Cohort analysis groups customers by the month of their first purchase and tracks their activity over time.
Key patterns:
- Retention drops significantly after the first purchase month (Month 0 → Month 1)
- Approximately 30–40% of customers continue purchasing in subsequent months
- A stable core of repeat buyers persists across multiple months
This indicates a healthy returning customer base, although improving early-stage retention (Months 1–3) could significantly increase long-term customer value.
Customers were segmented using the RFM framework:
- Recency – days since last purchase
- Frequency – number of purchases
- Monetary value – total spending
Key findings:
- 512 "Champion" customers represent the highest value segment
- 1,040 Loyal Customers contribute steady repeat revenue
- 1,986 Lost Customers represent a large reactivation opportunity
This segmentation enables targeted strategies such as:
- retention campaigns for At Risk customers
- loyalty rewards for Champions
- reactivation campaigns for Lost customers
Revenue is concentrated among a relatively small number of products.
The top products — primarily decorative and home-gift items — generate a disproportionately large share of total revenue.
This suggests:
- strong demand for seasonal and gift-oriented products
- potential opportunity to expand similar product categories
Customer-level revenue analysis shows that a small number of customers contribute significantly to total sales.
Top customers generate £600+ in lifetime revenue, despite relatively few orders.
This pattern is typical in retail, where high-value repeat customers drive a large share of revenue.
Strategies such as loyalty programs or targeted promotions could further increase the value of these customers.
SQL Techniques:
LOAD DATA INFILEfor bulk import with secure file handling- Window functions (
NTILE,ROW_NUMBER) for RFM scoring TIMESTAMPDIFFfor cohort analysis- Derived columns (Revenue, Month, Year) during transformation
Data Quality Checks:
- Row count validation at each pipeline stage
- NULL checks on critical fields (CustomerID, Quantity, UnitPrice)

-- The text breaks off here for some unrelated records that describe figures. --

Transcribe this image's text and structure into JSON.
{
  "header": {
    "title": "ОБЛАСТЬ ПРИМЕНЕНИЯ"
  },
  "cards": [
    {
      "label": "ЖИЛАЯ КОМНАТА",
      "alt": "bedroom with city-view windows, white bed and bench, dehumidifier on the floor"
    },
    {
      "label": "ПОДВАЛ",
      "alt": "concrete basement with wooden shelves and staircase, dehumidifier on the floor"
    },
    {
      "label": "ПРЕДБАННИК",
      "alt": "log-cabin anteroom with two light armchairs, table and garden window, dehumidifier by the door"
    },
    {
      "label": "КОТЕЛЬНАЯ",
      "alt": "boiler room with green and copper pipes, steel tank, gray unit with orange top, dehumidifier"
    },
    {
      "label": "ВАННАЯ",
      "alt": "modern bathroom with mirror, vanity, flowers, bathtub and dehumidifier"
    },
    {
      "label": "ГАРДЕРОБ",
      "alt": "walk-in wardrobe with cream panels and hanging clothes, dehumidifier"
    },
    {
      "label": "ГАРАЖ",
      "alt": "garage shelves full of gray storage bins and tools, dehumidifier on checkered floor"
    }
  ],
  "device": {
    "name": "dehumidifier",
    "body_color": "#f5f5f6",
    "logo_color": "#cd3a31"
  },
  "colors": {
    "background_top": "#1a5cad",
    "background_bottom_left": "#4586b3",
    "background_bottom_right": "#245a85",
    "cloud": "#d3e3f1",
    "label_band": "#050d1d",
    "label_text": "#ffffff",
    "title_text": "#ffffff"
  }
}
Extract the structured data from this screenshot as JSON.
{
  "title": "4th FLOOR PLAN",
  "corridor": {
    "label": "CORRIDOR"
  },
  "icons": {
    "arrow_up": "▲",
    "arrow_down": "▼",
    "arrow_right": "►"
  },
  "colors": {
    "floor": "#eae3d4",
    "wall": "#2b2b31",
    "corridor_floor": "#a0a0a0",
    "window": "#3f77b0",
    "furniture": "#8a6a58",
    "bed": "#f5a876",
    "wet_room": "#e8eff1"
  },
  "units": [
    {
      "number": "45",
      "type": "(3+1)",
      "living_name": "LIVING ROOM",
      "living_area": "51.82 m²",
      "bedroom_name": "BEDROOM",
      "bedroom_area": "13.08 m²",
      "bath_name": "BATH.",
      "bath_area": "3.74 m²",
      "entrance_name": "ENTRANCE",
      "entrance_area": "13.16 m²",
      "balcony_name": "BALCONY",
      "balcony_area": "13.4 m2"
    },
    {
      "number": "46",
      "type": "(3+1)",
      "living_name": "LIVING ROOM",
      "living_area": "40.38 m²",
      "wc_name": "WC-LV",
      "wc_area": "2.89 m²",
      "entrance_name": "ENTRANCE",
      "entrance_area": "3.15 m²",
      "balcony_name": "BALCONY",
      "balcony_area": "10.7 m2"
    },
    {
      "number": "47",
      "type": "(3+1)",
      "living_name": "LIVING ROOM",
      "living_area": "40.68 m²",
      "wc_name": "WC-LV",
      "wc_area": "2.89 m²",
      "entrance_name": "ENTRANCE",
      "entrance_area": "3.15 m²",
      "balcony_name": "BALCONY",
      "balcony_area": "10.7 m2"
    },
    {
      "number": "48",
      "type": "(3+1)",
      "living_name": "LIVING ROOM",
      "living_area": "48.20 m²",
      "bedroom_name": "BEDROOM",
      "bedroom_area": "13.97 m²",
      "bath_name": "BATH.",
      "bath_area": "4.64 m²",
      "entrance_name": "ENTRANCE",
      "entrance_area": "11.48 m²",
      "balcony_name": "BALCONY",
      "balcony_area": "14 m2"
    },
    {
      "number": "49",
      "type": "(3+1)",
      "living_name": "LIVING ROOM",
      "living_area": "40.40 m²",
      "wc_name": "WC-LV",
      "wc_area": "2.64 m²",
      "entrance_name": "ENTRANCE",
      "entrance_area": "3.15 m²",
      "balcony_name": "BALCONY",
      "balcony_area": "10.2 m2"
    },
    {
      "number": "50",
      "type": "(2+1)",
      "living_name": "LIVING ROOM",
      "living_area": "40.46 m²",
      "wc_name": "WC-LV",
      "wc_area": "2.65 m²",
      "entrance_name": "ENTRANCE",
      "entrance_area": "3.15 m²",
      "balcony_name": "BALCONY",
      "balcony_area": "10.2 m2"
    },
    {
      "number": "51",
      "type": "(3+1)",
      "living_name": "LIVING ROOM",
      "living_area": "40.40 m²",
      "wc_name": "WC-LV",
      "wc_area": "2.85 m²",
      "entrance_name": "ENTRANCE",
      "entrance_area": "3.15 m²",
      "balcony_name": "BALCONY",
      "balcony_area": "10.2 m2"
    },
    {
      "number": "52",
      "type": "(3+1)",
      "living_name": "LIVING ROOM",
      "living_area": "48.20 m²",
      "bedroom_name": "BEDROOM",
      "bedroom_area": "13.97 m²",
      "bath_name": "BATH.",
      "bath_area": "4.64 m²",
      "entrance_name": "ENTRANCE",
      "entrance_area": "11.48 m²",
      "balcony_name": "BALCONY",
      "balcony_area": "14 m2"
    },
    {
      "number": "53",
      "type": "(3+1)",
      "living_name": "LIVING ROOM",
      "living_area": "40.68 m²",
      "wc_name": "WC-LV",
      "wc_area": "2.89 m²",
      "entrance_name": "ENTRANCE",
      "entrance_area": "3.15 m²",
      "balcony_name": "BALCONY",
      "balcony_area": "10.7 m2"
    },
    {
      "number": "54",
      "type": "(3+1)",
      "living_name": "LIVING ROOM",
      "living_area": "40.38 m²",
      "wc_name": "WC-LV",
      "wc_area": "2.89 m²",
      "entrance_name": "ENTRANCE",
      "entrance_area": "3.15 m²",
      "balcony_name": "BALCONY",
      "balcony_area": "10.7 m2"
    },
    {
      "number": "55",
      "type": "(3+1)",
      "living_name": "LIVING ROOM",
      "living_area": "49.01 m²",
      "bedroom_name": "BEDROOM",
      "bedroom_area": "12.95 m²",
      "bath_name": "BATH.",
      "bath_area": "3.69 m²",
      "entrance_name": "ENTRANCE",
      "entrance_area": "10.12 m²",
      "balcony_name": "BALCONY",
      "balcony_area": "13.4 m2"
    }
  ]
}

- Revenue reconciliation (SUM validation)
- Date range validation
Pipeline Architecture: Raw → Clean → Business → Analytics
01_schema_setup.sql -- Create raw table
02_raw_import.sql -- Load CSV data
03_clean_transform.sql -- Apply cleaning rules
04_data_validation.sql -- Validate output
05_business_kpis.sql -- Compute metrics
06_time_trends.sql -- Revenue analysis
07_customer_analytics.sql -- Top customers
08_product_analytics.sql -- Product performance
09_cohort_retention.sql -- Retention modeling
10_rfm_segmentation.sql -- Customer segmentation
This project demonstrates an end-to-end analytics workflow: importing messy raw data, cleaning and transforming it into a reliable analytical dataset, and using SQL to extract meaningful business insights.
Working with raw transactional data revealed several common real-world challenges:
• CSV imports often contain formatting artifacts from Excel
• Large datasets require careful import strategies in MySQL
• Data cleaning frequently requires more effort than analysis itself
• Ensuring data quality is critical before performing business analysis
Addressing these issues was essential to produce a reliable analytical dataset.